Grayscale

Isn’t just as important to look for the darkness in someone or something as it is to look for the light? Can a thing have darkness. I think that allowing a thing to have darkness reduces the notion of darkness in people to something beyond their control. It’s possible that is true. That we have no choice but then this entire post won’t be worth writing. 

Let’s assume for the moment that each person can make a choice in their life about what they are going to do next. Let’s also assume there are competing urges (impulses, imperatives, desires, needs) inside the person’s mind. There’s speculation that you adaptive subconscious makes the decision before your consciousness is aware of the choice, but that doesn’t get to the why one of the competing urges wins out over the others. It don’t think it’s binary. When I starting writing this I wanted to say darkness v lightness.
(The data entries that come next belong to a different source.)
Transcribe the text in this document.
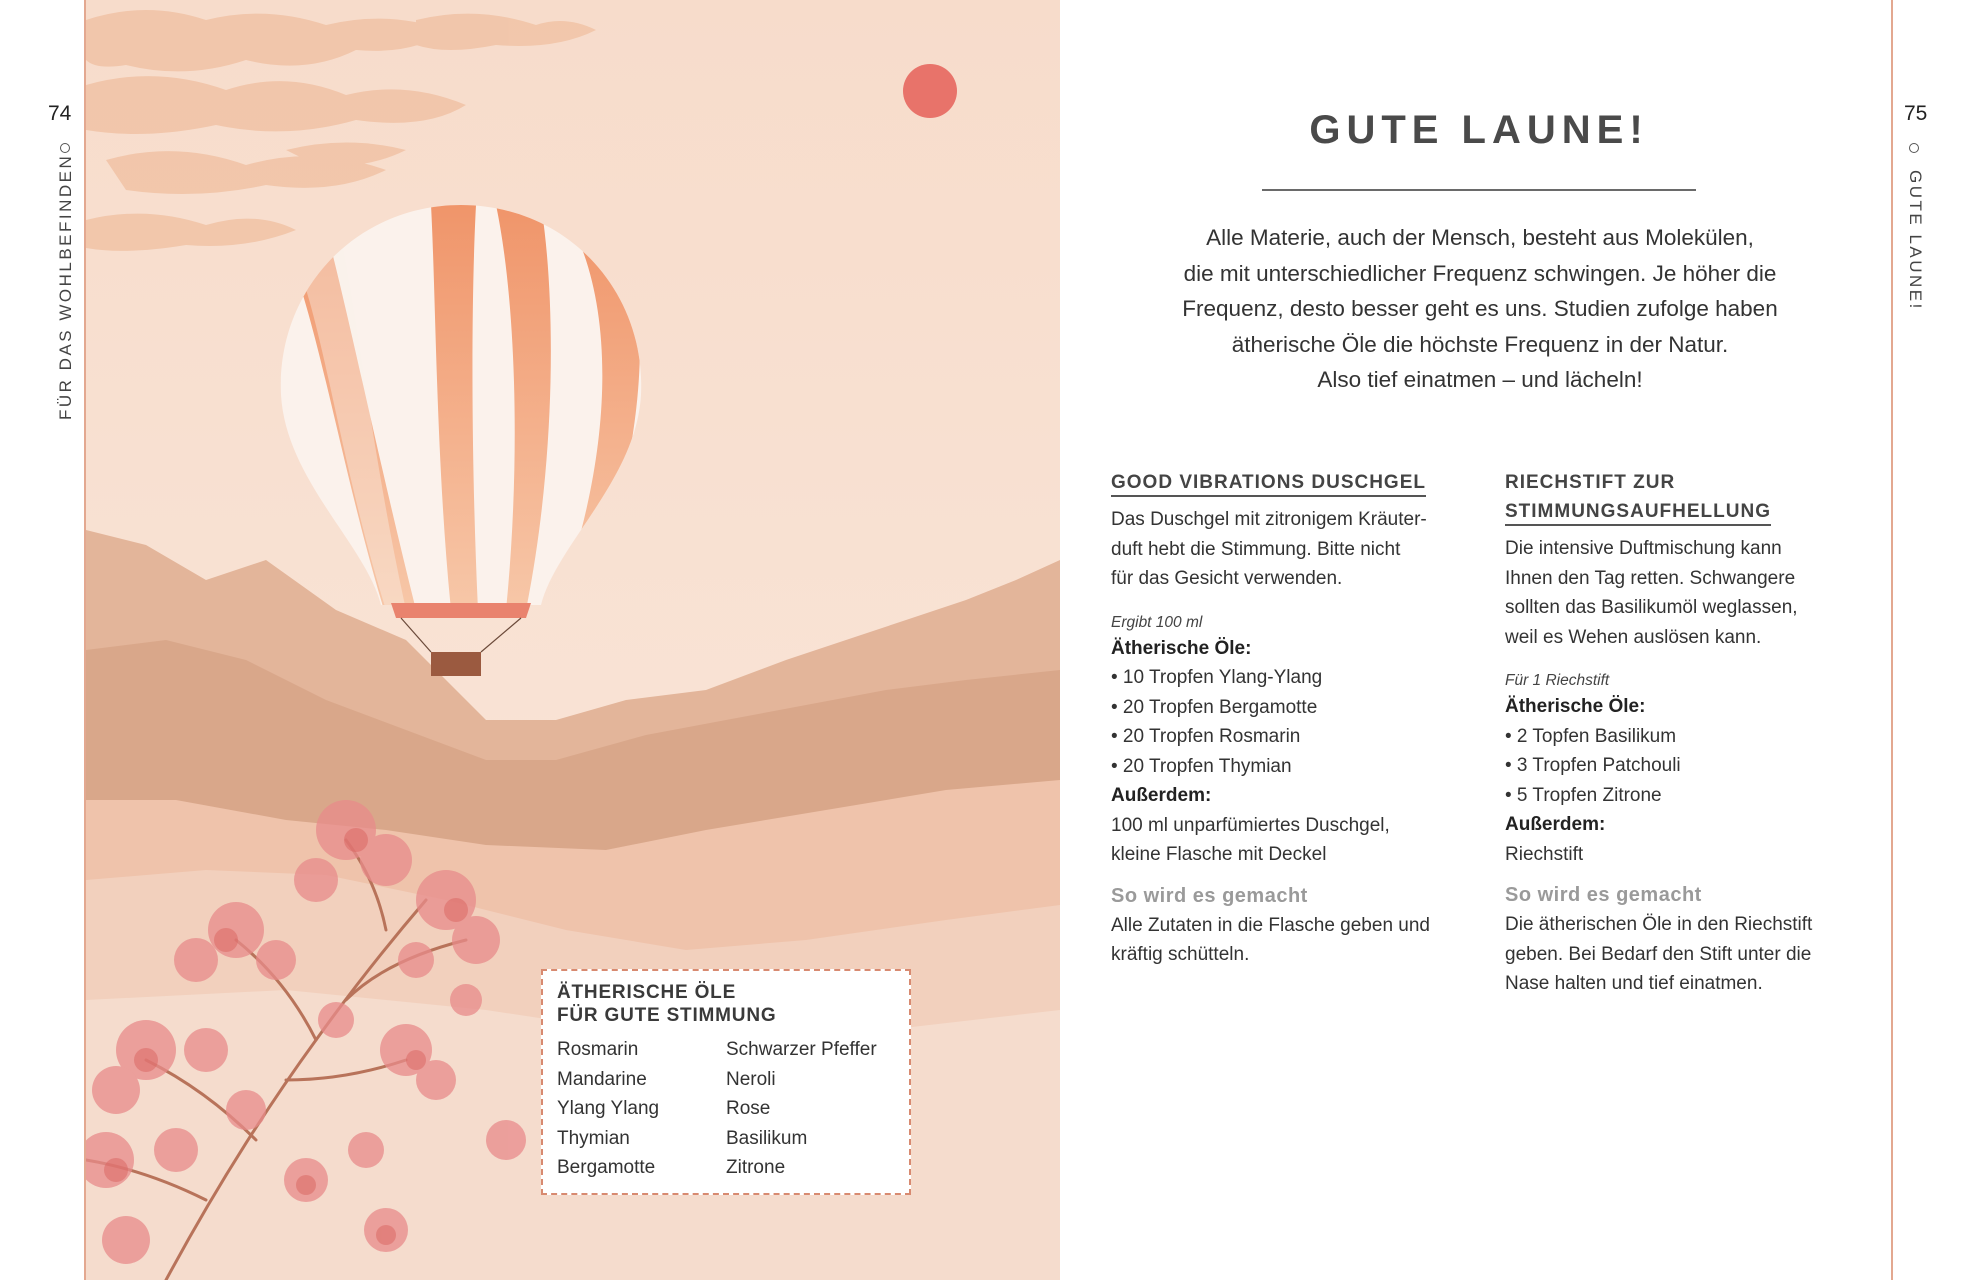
74
FÜR DAS WOHLBEFINDEN
ÄTHERISCHE ÖLE
FÜR GUTE STIMMUNG
Rosmarin
Mandarine
Ylang Ylang
Thymian
Bergamotte
Schwarzer Pfeffer
Neroli
Rose
Basilikum
Zitrone
GUTE LAUNE!
Alle Materie, auch der Mensch, besteht aus Molekülen,
die mit unterschiedlicher Frequenz schwingen. Je höher die
Frequenz, desto besser geht es uns. Studien zufolge haben
ätherische Öle die höchste Frequenz in der Natur.
Also tief einatmen – und lächeln!
GOOD VIBRATIONS DUSCHGEL
Das Duschgel mit zitronigem Kräuter-
duft hebt die Stimmung. Bitte nicht
für das Gesicht verwenden.
Ergibt 100 ml
Ätherische Öle:
• 10 Tropfen Ylang-Ylang
• 20 Tropfen Bergamotte
• 20 Tropfen Rosmarin
• 20 Tropfen Thymian
Außerdem:
100 ml unparfümiertes Duschgel,
kleine Flasche mit Deckel
So wird es gemacht
Alle Zutaten in die Flasche geben und
kräftig schütteln.
RIECHSTIFT ZUR
STIMMUNGSAUFHELLUNG
Die intensive Duftmischung kann
Ihnen den Tag retten. Schwangere
sollten das Basilikumöl weglassen,
weil es Wehen auslösen kann.
Für 1 Riechstift
Ätherische Öle:
• 2 Topfen Basilikum
• 3 Tropfen Patchouli
• 5 Tropfen Zitrone
Außerdem:
Riechstift
So wird es gemacht
Die ätherischen Öle in den Riechstift
geben. Bei Bedarf den Stift unter die
Nase halten und tief einatmen.
75
GUTE LAUNE!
It’s not that. There’s a spectrum of choices. It’s not a linear scale though. Some choices are more likely than others. It would be interesting to chart all the choices a person makes when faced with similar issues. How often do they choose one thing or another.

So the scale in its most extreme might show a person making a choice that destroys the world or a choice that saves the world. Highly unlikely and more the domain of fantasy / action stories. Religions of course have these kinds of moments as foundational components of their belief system. He died for us, etc..

So again lets assume the person is a human being only capable of choices that have actual consequences in the world.  Many choices can seem trivial at the moment. We have begun to realize that even small choices can have big impacts. There are a range of therapy’s that attempt to trace back events to the source point of where things went wrong. We tend to see those moments as the person being victimized and as a result of them being a victim of someone else’s choice they proceed to make certain choices until they victimize someone else. It’s an interesting notion that if taken to the logical conclusion will find the first malicious act responsible for all of humanities woes. Again religion addresses this idea in many different ways. People find solace in those explanations as a way of understanding their current situation. 

Modern therapy attempts to recreate this notion that there is a source using non supernatural means. Confining the explanation to the lived experience of the person. This is interesting in that it almost immediately dismisses the possibility that something beyond the physical world exists. To be sure there is also an entire class of healers who attempt to bridge the gap and include the ephemeral explanations. 

I guess what I am getting at is that all these attempts to explain why we make choices depend on the notion there is a history that can be traced back. That the history is somehow fixed and measurable. That those physical and spiritual descriptions are true. That the accumulation of all these past moments has influence over the next moment. That there is a continuous timeline that always brings us to this moment yet somehow we still have a choice. That the past is fixed and our only issue is to discover the truth about it. What if it’s not fixed. What if the past continues to change?